My mouth was suddenly dry. “Postpartum depression?”

“That’s the one,” Zena said, nodding. “All the gals read so much now before they have their babies. My daughter-in-law practically owned a library on the subject by the time her first was born. I didn’t read one book when I was pregnant, but I think I did all right with my three.” She smiled again and ate a spoonful of the pie.

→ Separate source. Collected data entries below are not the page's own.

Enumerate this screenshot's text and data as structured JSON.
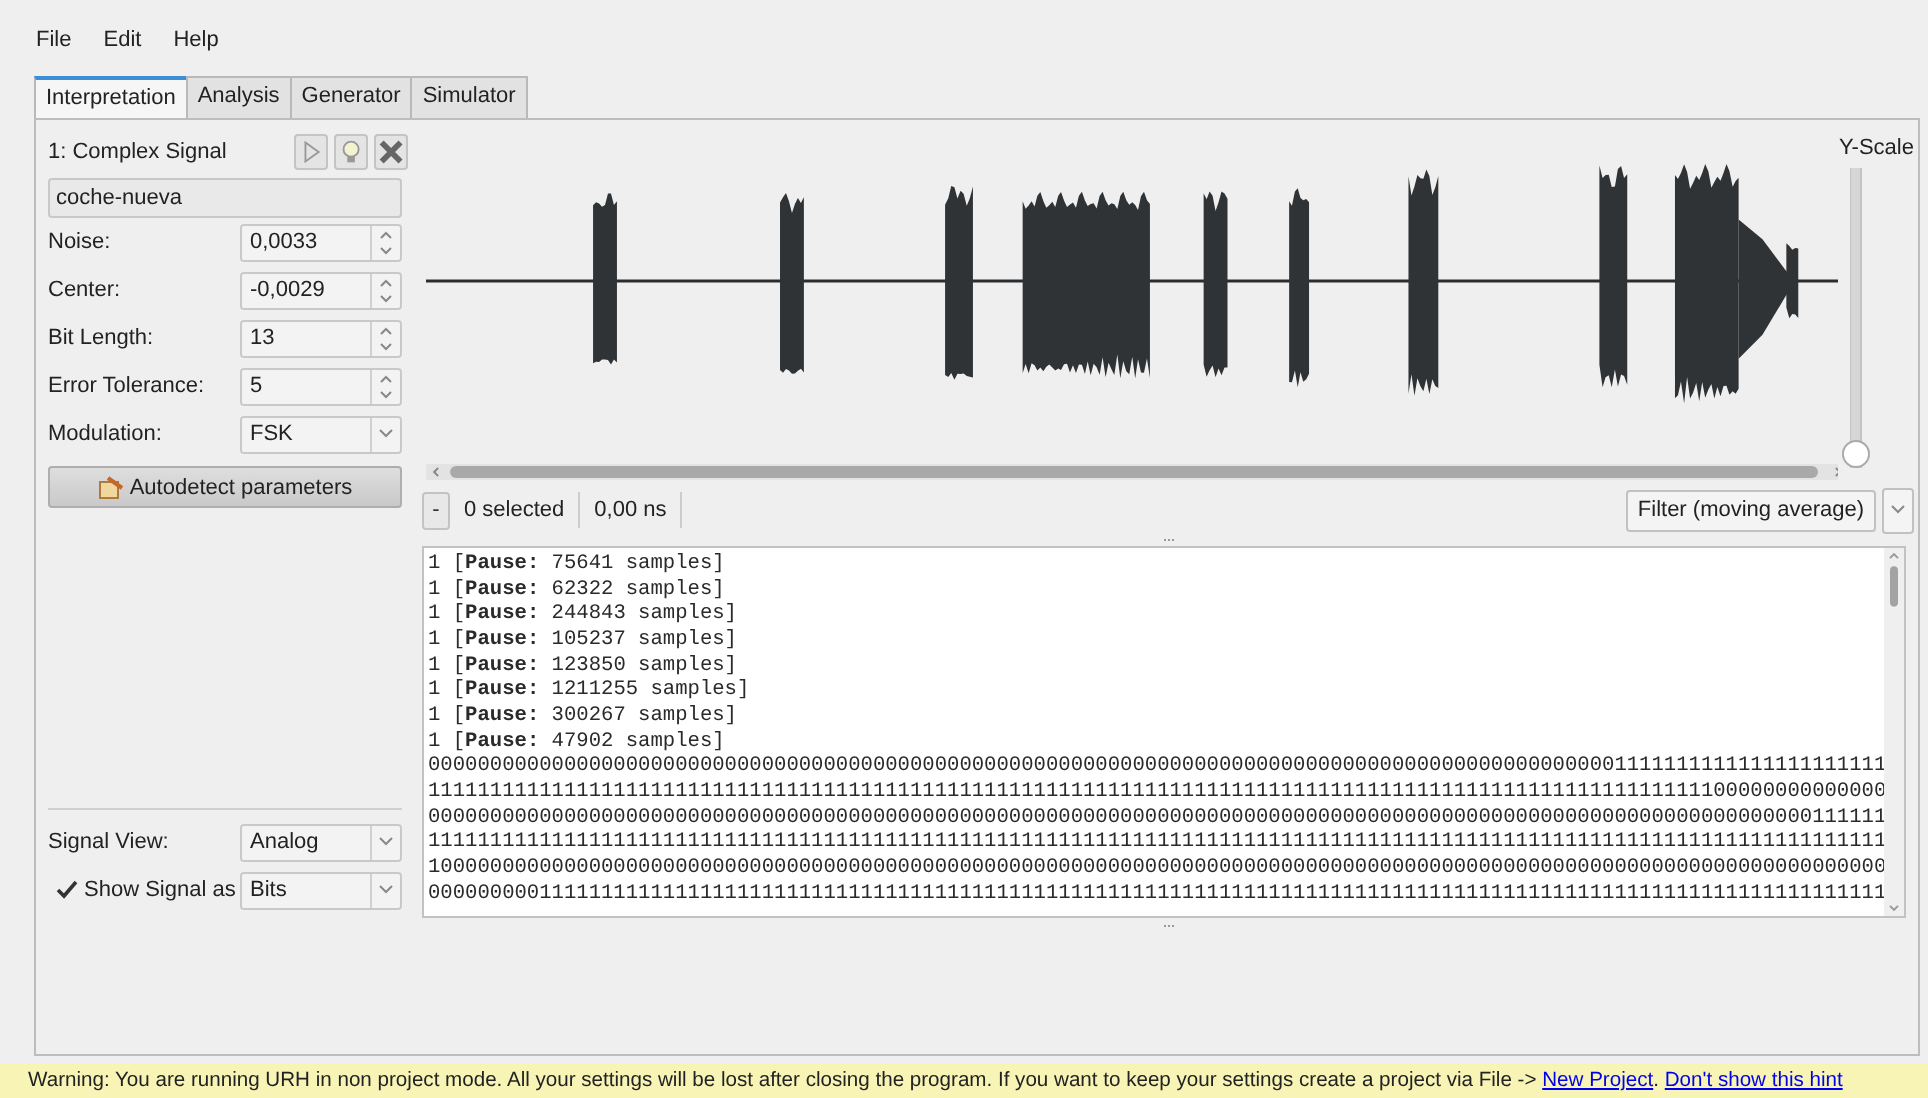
{
  "menu": [
    "File",
    "Edit",
    "Help"
  ],
  "tabs": [
    {
      "label": "Interpretation",
      "selected": true
    },
    {
      "label": "Analysis",
      "selected": false
    },
    {
      "label": "Generator",
      "selected": false
    },
    {
      "label": "Simulator",
      "selected": false
    }
  ],
  "signal": {
    "title": "1: Complex Signal",
    "name": "coche-nueva",
    "params": [
      {
        "label": "Noise:",
        "value": "0,0033",
        "kind": "spin"
      },
      {
        "label": "Center:",
        "value": "-0,0029",
        "kind": "spin"
      },
      {
        "label": "Bit Length:",
        "value": "13",
        "kind": "spin"
      },
      {
        "label": "Error Tolerance:",
        "value": "5",
        "kind": "spin"
      },
      {
        "label": "Modulation:",
        "value": "FSK",
        "kind": "combo"
      }
    ],
    "autodetect": "Autodetect parameters",
    "signal_view": {
      "label": "Signal View:",
      "value": "Analog"
    },
    "show_signal": {
      "label": "Show Signal as",
      "checked": true,
      "value": "Bits"
    }
  },
  "graph": {
    "yscale_label": "Y-Scale",
    "yscale": {
      "level": 0
    }
  },
  "toolbar": {
    "minus": "-",
    "selected": "0 selected",
    "time": "0,00 ns",
    "filter": "Filter (moving average)"
  },
  "output": {
    "lines": [
      "1 [**Pause:** 75641 samples]",
      "1 [**Pause:** 62322 samples]",
      "1 [**Pause:** 244843 samples]",
      "1 [**Pause:** 105237 samples]",
      "1 [**Pause:** 123850 samples]",
      "1 [**Pause:** 1211255 samples]",
      "1 [**Pause:** 300267 samples]",
      "1 [**Pause:** 47902 samples]",
      "0000000000000000000000000000000000000000000000000000000000000000000000000000000000000000000000001111111111111111111111",
      "1111111111111111111111111111111111111111111111111111111111111111111111111111111111111111111111111111111100000000000000",
      "0000000000000000000000000000000000000000000000000000000000000000000000000000000000000000000000000000000000000000111111",
      "1111111111111111111111111111111111111111111111111111111111111111111111111111111111111111111111111111111111111111111111",
      "1000000000000000000000000000000000000000000000000000000000000000000000000000000000000000000000000000000000000000000000",
      "0000000001111111111111111111111111111111111111111111111111111111111111111111111111111111111111111111111111111111111111"
    ]
  },
  "warning": {
    "text": "Warning: You are running URH in non project mode. All your settings will be lost after closing the program. If you want to keep your settings create a project via File -> ",
    "link": "New Project",
    "after": ".",
    "hint_link": "Don't show this hint"
  }
}
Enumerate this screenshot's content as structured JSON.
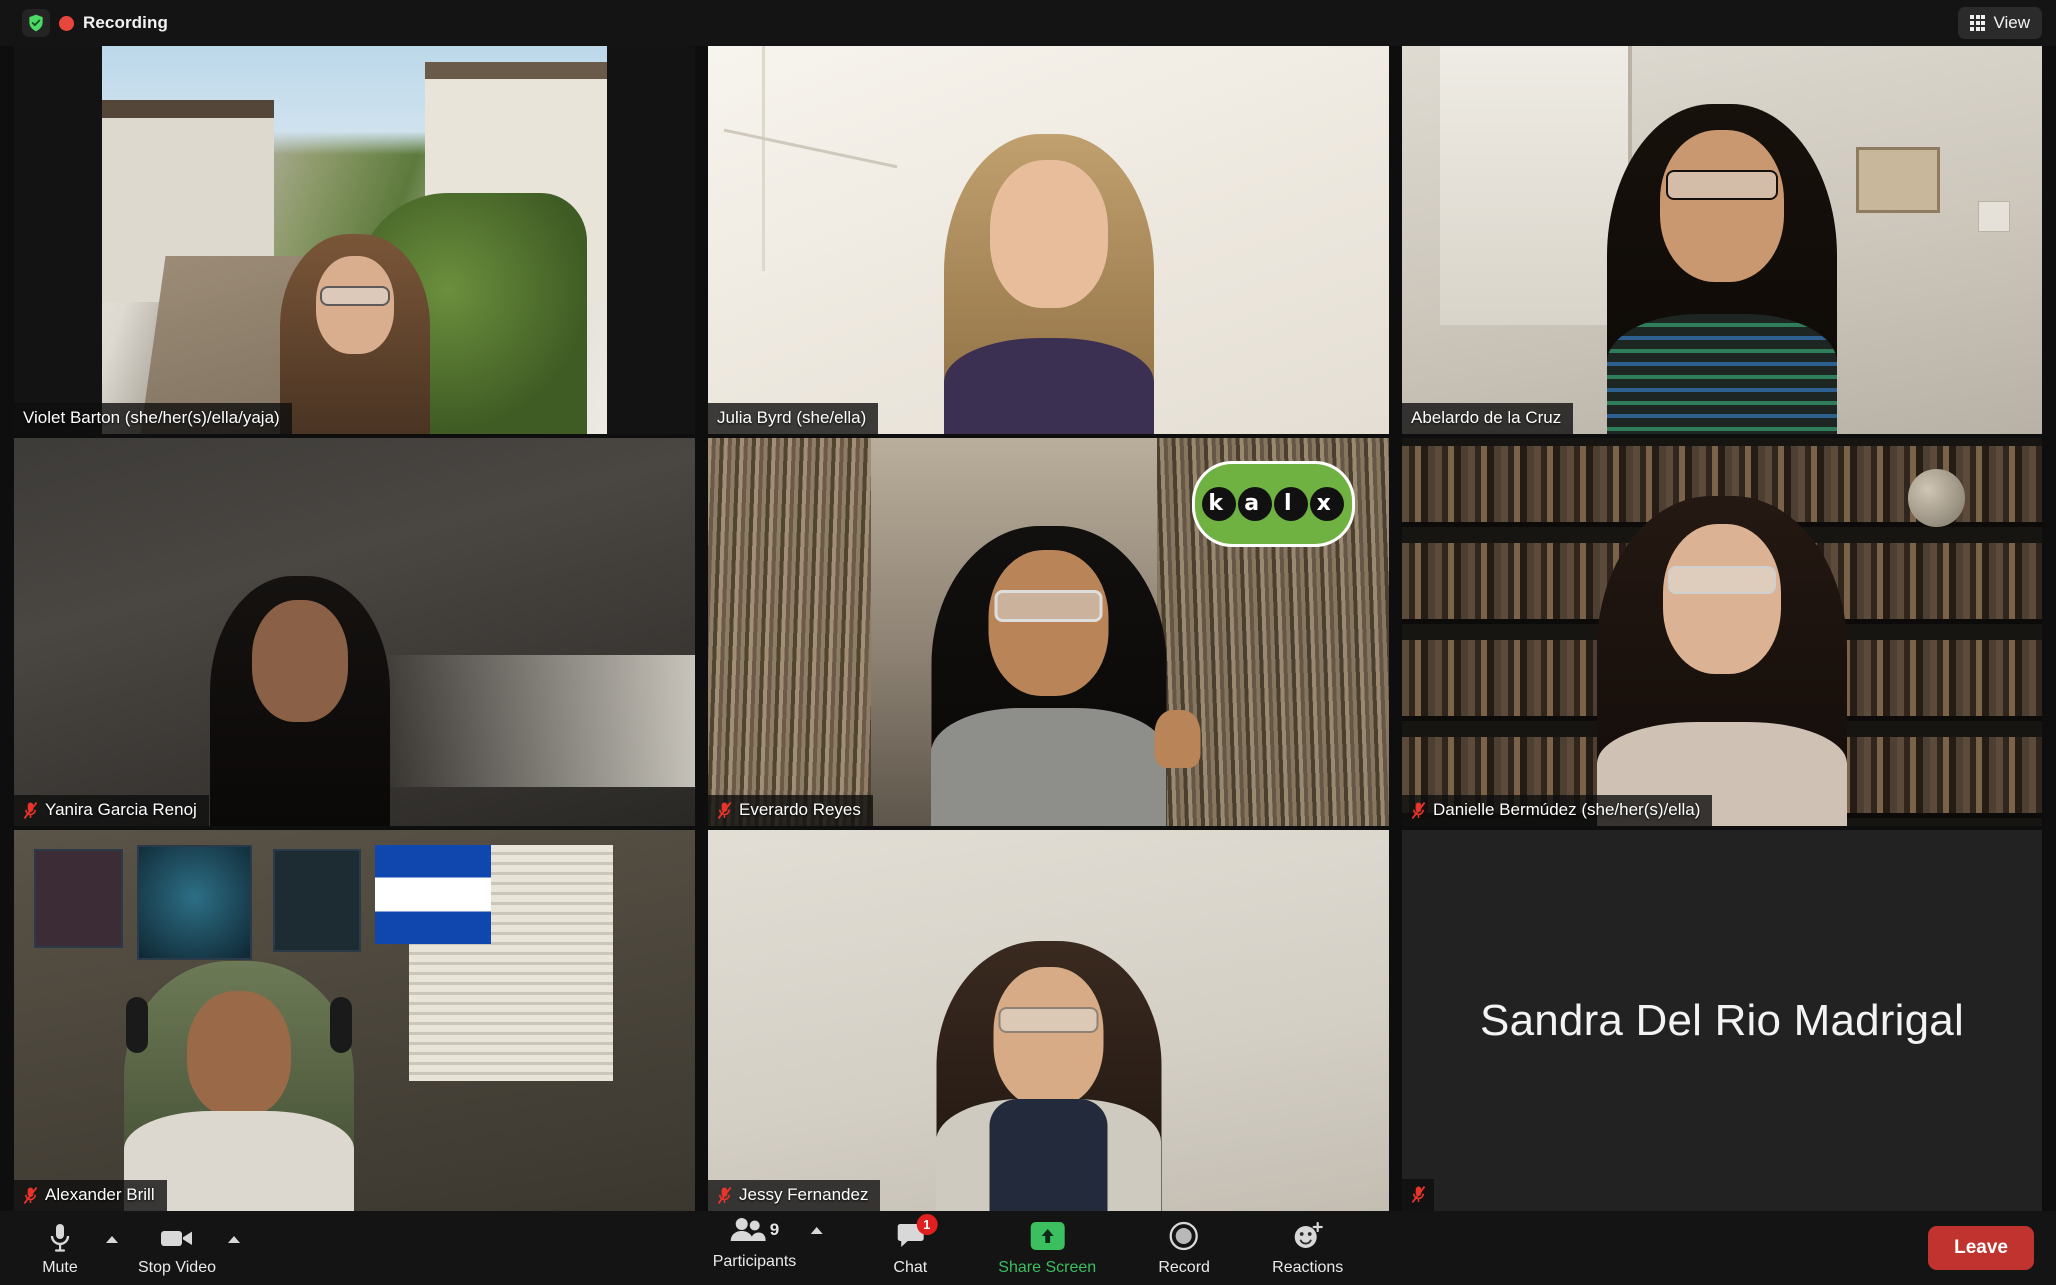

“Did you tell Betty that you’d seen Lenore?”

“Well, I told Betty I
saw
Lenore, but I didn’t mention the books, not at the time. I didn’t want to worry her. Lenore looked happy, so I didn’t think . . .” Zena sighed and put down the spoon. “I did tell Betty later, after it happened. I thought it would be a comfort to her to know Lenore wanted to be a good mother, that she really tried. Looking back, I don’t know if I did the right thing, telling Betty. But I never, ever thought Lenore was ill.”

She was defensive now, the color in her face high, and she was clearly sorry she’d told me.

“I mean, it’s wonderful to be prepared, but sometimes you can scare yourself silly, don’t you think? There are so many things that can go wrong, but it doesn’t mean it’s going to happen to you.”